AWDnews portalında yer alan haberde, Rusya lideri Putin’in Türkiye’nin "teröristleri destekleyen demagog bir diktatör tarafından yönetildiğini" söylediği iddia edilmişti. Haberde Putin’e mal edilen sözler şu şekilde aktarılmıştı: “Türkiye rejimi uluslararası güvenlik açısında ciddi bir tehdit haline geldi, bölgesel istikrarı tehlikeye sokuyor. Rusya, bunu görmezden gelmeyecek ve Erdoğan’ın Orta Doğu’da intihar eylemi düzenlemesini engellemek için gereken her şeyi yapacaktır.”

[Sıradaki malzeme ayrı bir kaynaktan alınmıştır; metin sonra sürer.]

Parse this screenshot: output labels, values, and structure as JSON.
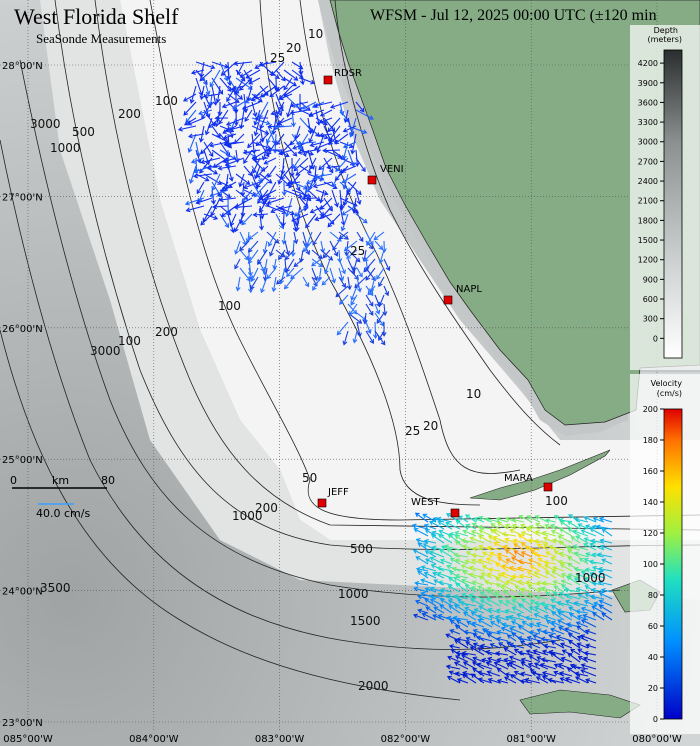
{
  "map": {
    "title": "West Florida Shelf",
    "subtitle": "SeaSonde Measurements",
    "header": "WFSM - Jul 12, 2025 00:00 UTC (±120 min",
    "latitude_labels": [
      "28°00'N",
      "27°00'N",
      "26°00'N",
      "25°00'N",
      "24°00'N",
      "23°00'N"
    ],
    "longitude_labels": [
      "085°00'W",
      "084°00'W",
      "083°00'W",
      "082°00'W",
      "081°00'W",
      "080°00'W"
    ],
    "stations": [
      "RDSR",
      "VENI",
      "NAPL",
      "JEFF",
      "WEST",
      "MARA"
    ],
    "contour_labels": [
      "10",
      "20",
      "25",
      "100",
      "200",
      "500",
      "1000",
      "3000",
      "100",
      "200",
      "3000",
      "100",
      "25",
      "10",
      "20",
      "25",
      "50",
      "200",
      "1000",
      "500",
      "1000",
      "1500",
      "2000",
      "3500",
      "100",
      "1000"
    ],
    "scale_bar": {
      "start": "0",
      "unit": "km",
      "end": "80",
      "vector": "40.0 cm/s"
    },
    "depth_colorbar": {
      "title": [
        "Depth",
        "(meters)"
      ],
      "range": [
        -300,
        4400
      ],
      "ticks": [
        0,
        300,
        600,
        900,
        1200,
        1500,
        1800,
        2100,
        2400,
        2700,
        3000,
        3300,
        3600,
        3900,
        4200
      ]
    },
    "velocity_colorbar": {
      "title": [
        "Velocity",
        "(cm/s)"
      ],
      "range": [
        0,
        200
      ],
      "ticks": [
        0,
        20,
        40,
        60,
        80,
        100,
        120,
        140,
        160,
        180,
        200
      ]
    }
  }
}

Erdoğan’ı, Putin’i, iki liderin politikalarını, eylemlerini, üsluplarını vb. eleştirebiliriz. Burada bir sorun yok. Ama kitle psikolojisi üzerinden mühendislik yapıp, gerçekten de iyi giden ilişkilerin temeline dinamit koymak isteyen birileri olduğu kesin. Bunu bulup çıkarmak “mağdur olanların” işi. Ama biz objektif gazetecilik yapmaya çalışanlar, mesleki anlamda karşı karşıya olduğumuz vahim tehlikelere karşı pür dikkat olmak için bu son “vaka”yı asla unutmamalıyız.
7.11.2014
NOT: Ve bu vesileyle, neredeyse 10 yıl önce Radikal gazetesinde kaleme aldığımız bir yazıyı, "medyanın halleri" bahsinde yeniden hatırlatmanın tam da zamanıdır.
Moskova'dan son haber: 3. Dünya Savaşı'nı medya başlatacak!
SUAT TAŞPINAR
18/12/2005
1. ve 2. Dünya Savaşı'nın nasıl başladığını, tarihle birazcık flörtü olan herkes bilir. Ama 3. Dünya Savaşı'nın nasıl başlayacağını bir ben biliyorum! Elimde sağlam kanıt yok. Tanık ifadesi de sormayın. Moskova'da oluşumun dünyanın kaderiyle ilgili özel bilgiler edinme ayrıcalığı verdiğini söyleyecek kadar sıyırmadım kafayı.
Ama maalesef ben bir gazeteciyim ve gazetecilerin burnu, ister çıkacak savaş olsun, isterse yaşanacak kriz, çoğunluktan daha iyi koku alır.
Hatırlatayım: 1. Dünya Savaşı, 28 Haziran 1914'te Avusturya arşidükü Franz Ferdinand ve karısı Sofia'nın, Sırp milliyetçisi bir terörist tarafından öldürülmesiyle patlak verdi. 2. Dünya Savaşı ise 3 Eylül 1939'da İngiltere ve Fransa'nın, Polonya'yı işgal eden Hitler Almanyası'na savaş ilanıyla başladı. Sonrası malumunuz...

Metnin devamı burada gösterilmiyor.